Final answer:
To solve the system of equations, test each given option by substituting the values into the equations. Option (a) does not satisfy any of the equations, so it is not the correct solution. Continue testing the remaining options in the same way to find the correct one.
Step-by-step explanation:
To solve the system of equations, we need to find the values of a, b, and c that satisfy all three equations simultaneously. We can do this by substitution or elimination. However, since we are given a set of potential solutions, we can verify each option to find the correct one.
Let's substitute option (a) into the equations:
- 6a - 4b - 4c = 30 ⇒ 6(3) - 4(-4) - 4(-8) = 18 + 16 + 32 = 66, which does not equal 30, so this option is not correct.
- -5a - 2b + c = 5 ⇒ -5(3) - 2(-4) + (-8) = -15 + 8 - 8 = -15, which does not equal 5, so this is also not correct.
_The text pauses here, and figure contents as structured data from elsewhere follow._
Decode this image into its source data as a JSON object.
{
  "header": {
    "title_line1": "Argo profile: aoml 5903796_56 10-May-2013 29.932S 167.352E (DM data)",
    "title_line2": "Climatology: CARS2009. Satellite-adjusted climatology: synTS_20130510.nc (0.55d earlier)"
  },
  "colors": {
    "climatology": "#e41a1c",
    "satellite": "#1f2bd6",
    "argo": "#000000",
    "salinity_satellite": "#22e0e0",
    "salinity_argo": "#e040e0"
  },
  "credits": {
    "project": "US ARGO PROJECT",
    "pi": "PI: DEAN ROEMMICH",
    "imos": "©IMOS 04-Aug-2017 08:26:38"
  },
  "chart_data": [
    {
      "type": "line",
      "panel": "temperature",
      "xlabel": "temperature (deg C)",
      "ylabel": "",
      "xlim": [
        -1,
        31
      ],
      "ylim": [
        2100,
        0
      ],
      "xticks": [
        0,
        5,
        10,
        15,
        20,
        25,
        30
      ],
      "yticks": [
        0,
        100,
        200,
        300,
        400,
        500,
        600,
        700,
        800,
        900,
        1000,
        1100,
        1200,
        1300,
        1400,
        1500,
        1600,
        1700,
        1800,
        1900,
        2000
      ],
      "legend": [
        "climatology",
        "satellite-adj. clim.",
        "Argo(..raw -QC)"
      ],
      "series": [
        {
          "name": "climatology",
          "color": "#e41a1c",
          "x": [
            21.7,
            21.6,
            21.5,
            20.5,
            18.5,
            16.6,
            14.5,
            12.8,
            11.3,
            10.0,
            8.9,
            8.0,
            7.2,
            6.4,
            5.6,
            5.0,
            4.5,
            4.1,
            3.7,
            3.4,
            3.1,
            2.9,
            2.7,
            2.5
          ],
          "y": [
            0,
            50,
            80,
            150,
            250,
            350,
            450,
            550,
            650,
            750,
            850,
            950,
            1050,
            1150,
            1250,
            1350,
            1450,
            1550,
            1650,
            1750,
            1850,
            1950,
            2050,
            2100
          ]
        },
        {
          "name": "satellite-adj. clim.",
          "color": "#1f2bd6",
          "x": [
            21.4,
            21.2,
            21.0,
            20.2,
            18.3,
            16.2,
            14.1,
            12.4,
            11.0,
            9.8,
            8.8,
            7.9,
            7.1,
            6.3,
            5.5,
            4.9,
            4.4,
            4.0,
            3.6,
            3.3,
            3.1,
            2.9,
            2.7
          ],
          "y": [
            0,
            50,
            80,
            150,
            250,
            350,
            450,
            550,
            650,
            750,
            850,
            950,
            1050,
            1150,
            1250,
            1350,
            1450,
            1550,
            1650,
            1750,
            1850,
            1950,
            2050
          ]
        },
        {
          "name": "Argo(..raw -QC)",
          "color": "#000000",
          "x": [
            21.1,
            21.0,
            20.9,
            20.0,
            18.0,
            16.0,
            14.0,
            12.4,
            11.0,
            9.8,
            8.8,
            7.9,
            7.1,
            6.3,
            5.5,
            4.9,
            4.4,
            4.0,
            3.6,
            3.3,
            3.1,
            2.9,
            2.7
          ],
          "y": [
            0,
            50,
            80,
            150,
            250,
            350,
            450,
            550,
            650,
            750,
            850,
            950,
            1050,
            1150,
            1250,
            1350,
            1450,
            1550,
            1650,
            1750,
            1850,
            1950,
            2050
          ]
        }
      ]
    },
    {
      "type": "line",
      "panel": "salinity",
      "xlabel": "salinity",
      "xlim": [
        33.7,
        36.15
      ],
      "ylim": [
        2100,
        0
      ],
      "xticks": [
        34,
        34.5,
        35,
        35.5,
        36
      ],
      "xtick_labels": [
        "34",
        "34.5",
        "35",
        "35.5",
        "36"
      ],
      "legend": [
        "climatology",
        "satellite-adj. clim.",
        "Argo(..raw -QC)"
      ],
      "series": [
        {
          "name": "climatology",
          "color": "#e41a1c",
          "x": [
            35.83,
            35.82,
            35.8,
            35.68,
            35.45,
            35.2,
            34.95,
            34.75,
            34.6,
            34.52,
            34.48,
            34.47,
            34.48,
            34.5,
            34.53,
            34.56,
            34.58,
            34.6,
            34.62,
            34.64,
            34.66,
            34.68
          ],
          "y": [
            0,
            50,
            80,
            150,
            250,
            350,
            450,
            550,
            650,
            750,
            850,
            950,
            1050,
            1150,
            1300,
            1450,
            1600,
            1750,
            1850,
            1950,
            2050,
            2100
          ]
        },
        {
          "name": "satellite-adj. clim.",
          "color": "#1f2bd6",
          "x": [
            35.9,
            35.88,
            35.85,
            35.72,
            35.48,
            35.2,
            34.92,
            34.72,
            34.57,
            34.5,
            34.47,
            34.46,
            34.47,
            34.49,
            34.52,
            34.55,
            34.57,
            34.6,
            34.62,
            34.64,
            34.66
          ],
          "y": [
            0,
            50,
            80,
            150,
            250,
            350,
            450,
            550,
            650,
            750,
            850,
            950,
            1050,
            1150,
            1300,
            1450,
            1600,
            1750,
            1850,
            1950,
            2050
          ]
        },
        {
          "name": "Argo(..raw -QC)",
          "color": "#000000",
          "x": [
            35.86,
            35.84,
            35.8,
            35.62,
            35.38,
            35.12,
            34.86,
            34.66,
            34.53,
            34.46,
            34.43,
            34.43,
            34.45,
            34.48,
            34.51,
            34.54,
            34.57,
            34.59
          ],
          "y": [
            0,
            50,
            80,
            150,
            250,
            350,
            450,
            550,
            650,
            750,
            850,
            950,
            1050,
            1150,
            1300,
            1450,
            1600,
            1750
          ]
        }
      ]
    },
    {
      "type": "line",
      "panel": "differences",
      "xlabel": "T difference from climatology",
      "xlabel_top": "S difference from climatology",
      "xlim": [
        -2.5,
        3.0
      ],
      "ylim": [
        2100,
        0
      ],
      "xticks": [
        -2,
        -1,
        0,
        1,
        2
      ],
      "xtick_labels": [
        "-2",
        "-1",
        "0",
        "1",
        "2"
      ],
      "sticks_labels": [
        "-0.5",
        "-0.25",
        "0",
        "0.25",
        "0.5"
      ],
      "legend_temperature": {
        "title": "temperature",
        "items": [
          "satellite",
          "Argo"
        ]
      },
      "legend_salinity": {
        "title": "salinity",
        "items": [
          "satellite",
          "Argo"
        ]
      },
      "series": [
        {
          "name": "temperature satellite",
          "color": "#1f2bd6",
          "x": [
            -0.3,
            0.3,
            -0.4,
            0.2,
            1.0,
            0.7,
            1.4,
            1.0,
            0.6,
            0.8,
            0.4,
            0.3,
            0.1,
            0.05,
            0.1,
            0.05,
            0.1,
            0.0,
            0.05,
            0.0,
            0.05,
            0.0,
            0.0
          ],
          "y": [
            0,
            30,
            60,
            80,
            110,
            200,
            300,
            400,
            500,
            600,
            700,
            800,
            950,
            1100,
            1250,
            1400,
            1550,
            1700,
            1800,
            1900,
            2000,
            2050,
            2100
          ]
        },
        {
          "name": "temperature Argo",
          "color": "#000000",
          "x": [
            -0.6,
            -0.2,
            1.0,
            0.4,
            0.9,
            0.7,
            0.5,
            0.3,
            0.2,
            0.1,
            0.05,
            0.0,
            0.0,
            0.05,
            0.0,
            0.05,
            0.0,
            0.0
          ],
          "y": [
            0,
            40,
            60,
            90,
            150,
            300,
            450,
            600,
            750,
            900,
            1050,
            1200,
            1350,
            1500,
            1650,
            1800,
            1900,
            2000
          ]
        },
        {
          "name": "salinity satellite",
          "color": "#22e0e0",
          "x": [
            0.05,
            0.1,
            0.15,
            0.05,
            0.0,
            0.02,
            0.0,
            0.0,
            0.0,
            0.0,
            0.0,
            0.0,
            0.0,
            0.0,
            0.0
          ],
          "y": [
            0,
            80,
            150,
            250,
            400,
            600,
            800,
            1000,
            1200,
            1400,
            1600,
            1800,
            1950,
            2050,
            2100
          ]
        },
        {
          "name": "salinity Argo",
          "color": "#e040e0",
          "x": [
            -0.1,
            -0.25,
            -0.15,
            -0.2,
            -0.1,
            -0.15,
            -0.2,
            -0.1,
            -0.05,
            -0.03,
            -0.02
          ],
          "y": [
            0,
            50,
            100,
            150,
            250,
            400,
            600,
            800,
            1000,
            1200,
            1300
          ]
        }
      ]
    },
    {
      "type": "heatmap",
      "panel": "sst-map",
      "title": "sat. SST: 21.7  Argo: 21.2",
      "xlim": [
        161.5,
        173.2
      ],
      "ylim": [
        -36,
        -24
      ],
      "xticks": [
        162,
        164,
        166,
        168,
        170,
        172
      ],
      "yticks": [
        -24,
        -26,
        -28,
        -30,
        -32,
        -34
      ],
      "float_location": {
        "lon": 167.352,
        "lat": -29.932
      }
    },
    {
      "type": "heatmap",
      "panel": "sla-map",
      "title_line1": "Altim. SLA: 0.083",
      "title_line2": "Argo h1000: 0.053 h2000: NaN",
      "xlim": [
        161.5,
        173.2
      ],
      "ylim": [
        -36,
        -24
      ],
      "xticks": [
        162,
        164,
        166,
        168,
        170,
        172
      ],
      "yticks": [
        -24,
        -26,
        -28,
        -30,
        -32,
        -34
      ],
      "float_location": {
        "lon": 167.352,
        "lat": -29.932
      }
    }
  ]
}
- 4a + 6b - 2c = -10 ⇒ 4(3) + 6(-4) - 2(-8) = 12 -24 + 16 = 4, which does not equal -10, confirming that option (a) is incorrect.
Subsequently, we would test options (b), (c), and (d) in the same manner. You would continue doing this until you found the solution that satisfies all three equations, or you would conclude that none of the given options are correct if none fit.